POLITICS

Dueling bills call for early voting

One proposal is from the secretary of state, the other from the Board of Elections

Patrick Anderson
panderson@providencejournal.com

Rhode Island lawmakers this year will likely be confronted with two competing proposals to make it easier to vote before Election Day, as state elections officials warn of possible calamity if laws are not changed before 2020.

As she has the last several years, Secretary of State Nellie Gorbea is promoting legislation that would add Rhode Island to the list of states with early in-person voting, in this case at city or town halls 20 days before a general election or primary.

But unlike last year, when it backed Gorbea's legislation, the state Board of Elections plans to put forth its own bill this year, which would let voters cast their ballot in person at town halls 20 days before an election — but would not call it early voting.

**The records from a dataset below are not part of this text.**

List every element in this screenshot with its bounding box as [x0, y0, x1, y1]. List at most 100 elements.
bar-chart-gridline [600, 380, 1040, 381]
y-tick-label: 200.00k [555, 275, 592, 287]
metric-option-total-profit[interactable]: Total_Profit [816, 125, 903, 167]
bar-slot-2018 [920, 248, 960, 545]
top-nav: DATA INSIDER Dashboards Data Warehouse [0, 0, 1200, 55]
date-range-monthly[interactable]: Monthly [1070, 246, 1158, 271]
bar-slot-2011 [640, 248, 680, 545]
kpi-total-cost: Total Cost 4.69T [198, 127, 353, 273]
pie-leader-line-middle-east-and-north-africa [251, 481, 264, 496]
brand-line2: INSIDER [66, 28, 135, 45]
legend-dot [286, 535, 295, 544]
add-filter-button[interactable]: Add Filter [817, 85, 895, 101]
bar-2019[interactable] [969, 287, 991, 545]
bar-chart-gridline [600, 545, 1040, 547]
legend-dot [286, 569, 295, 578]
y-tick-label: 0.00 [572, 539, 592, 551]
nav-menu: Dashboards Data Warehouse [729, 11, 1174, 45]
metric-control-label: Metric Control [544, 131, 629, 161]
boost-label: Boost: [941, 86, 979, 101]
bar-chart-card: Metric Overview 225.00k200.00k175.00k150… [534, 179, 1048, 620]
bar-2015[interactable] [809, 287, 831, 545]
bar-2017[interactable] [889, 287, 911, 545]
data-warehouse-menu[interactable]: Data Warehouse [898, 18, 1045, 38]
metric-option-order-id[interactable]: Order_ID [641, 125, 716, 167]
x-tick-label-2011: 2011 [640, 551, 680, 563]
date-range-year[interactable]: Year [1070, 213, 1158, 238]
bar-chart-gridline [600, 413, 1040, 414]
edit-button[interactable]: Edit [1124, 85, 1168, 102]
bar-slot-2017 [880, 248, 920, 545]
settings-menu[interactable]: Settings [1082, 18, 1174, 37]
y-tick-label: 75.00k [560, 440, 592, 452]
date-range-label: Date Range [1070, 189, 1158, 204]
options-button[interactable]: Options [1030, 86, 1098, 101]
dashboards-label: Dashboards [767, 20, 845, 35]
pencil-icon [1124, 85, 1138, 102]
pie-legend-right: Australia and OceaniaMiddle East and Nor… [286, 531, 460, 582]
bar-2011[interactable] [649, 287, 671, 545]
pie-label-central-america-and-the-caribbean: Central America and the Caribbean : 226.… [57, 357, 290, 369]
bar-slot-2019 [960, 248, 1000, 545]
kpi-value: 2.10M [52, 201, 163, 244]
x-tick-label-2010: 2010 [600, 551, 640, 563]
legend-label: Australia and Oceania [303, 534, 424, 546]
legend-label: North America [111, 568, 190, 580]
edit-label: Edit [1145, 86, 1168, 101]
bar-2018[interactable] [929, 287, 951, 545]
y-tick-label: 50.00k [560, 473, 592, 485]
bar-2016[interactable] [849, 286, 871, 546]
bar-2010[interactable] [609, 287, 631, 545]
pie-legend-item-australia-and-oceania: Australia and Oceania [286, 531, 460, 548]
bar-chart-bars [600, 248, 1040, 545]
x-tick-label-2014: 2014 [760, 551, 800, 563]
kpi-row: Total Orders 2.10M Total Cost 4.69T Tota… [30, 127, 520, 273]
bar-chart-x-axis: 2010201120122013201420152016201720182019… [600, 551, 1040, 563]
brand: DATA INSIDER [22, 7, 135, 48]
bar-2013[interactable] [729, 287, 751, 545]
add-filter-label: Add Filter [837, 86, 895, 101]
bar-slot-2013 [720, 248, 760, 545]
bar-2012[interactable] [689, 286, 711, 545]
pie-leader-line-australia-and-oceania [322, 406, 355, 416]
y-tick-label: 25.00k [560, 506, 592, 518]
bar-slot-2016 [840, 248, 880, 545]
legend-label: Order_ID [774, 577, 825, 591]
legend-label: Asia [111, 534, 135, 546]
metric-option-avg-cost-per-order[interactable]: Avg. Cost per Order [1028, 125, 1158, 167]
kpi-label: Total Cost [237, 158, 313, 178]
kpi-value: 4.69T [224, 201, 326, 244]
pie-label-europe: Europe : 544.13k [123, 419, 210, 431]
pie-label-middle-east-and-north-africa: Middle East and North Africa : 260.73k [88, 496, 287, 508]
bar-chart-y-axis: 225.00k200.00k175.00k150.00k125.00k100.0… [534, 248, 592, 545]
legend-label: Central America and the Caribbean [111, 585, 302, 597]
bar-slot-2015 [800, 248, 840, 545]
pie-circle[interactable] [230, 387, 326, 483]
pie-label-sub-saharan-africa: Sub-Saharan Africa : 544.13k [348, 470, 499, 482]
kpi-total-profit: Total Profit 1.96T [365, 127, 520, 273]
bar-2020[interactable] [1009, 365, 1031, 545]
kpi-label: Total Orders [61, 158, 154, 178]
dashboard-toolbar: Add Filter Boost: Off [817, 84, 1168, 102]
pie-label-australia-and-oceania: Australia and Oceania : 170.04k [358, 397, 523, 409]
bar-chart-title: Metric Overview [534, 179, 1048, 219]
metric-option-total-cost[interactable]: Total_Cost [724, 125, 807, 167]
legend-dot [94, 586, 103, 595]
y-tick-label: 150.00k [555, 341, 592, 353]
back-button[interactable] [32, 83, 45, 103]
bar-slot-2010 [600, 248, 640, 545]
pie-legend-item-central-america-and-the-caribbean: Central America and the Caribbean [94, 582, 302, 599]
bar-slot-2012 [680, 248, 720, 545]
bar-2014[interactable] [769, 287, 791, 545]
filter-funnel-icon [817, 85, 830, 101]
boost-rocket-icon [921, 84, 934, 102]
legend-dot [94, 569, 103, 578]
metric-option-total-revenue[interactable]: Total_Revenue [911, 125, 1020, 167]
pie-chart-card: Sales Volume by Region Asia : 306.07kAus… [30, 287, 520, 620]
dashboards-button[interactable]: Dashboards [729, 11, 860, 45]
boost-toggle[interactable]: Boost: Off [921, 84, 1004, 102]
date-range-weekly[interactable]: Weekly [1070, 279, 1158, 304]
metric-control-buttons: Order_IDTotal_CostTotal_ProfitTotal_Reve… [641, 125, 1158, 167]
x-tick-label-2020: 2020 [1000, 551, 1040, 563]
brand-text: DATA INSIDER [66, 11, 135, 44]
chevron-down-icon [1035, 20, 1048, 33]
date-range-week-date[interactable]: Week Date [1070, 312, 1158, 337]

BOE Executive Director Robert Rapoza, addressing board members before they approved their legislative agenda for 2019, described their earlier voting proposal as a "process change" to make the state's emergency mail ballot system more efficient as it booms in popularity.

But in practical terms, the BOE's process change would make voting before Election Day look a lot like what would be allowed under Gorbea's early-voting legislation.

Under both proposals, voters would be able to walk into their city or town hall 20 days before the election and cast a ballot in a vote-counting machine after showing a photo ID, just as they do on Election Day. 

The Board of Elections' bill has not been introduced yet, but, based on Rapoza's description, it differs from Gorbea's bill in that it would not require local canvassers to be open the weekend before an election to allow early voting.

Both proposals contrast with the current system, which requires Rhode Islanders looking to vote early to fill out, sign and seal an emergency mail ballot at city or town halls before Election Day. Like regular absentee mail ballots, emergency mail ballots are not subject to the state's voter ID law.

Since Rhode Island made voting by emergency mail ballots easier in 2011 by loosening the requirement to explain why someone can't vote on Election Day, it has become increasingly popular among residents — and more time-consuming for state and local elections officials. The system requires local elections workers to print out their own emergency ballots, and after they are filled out, to deliver them to the Board of Elections in Providence to be counted and have the signatures on them matched.

If there is a problem, neither voters nor elections officials are likely to realize it until the ballots reach Providence.

Last year, Board of Elections staff had to remake by hand more than 1,000 ballots that weren't scanning properly, creating an all-hands-on-deck scramble in and around Election Day.

"People don't realize how close to disaster we came," Board of Elections member Steven Erickson said Thursday about last year's struggle to remake, count and certify mail ballots.

Rapoza said if trends continue into the 2020 election, and neither the BOE nor the Gorbea bill is passed, the board will have to hire a second shift of workers to deal with mail ballots.

So why the separate BOE bill when Gorbea's early-voting bill would also relieve the mail ballot crunch?

Rapoza declined to say.

"No comment," Nicole Lagace, Gorbea's communications director, told The Journal Friday about the dueling bills.

John Marion, executive director of Common Cause Rhode Island, which has supported early voting for years, said his organization sticks by Gorbea's bill, but would support either piece of legislation over the status quo.

"Our preference is the secretary's bill because of the additional benefits of weekend hours and that it's labeled early voting, which we think will settle the question for Rhode Islanders of whether or not they can vote early without an excuse," Marion said. "But our hope is the Assembly takes this as a signal they have to do something and do it this year for 2020. We have to have some change, because without some change, it will be a crisis."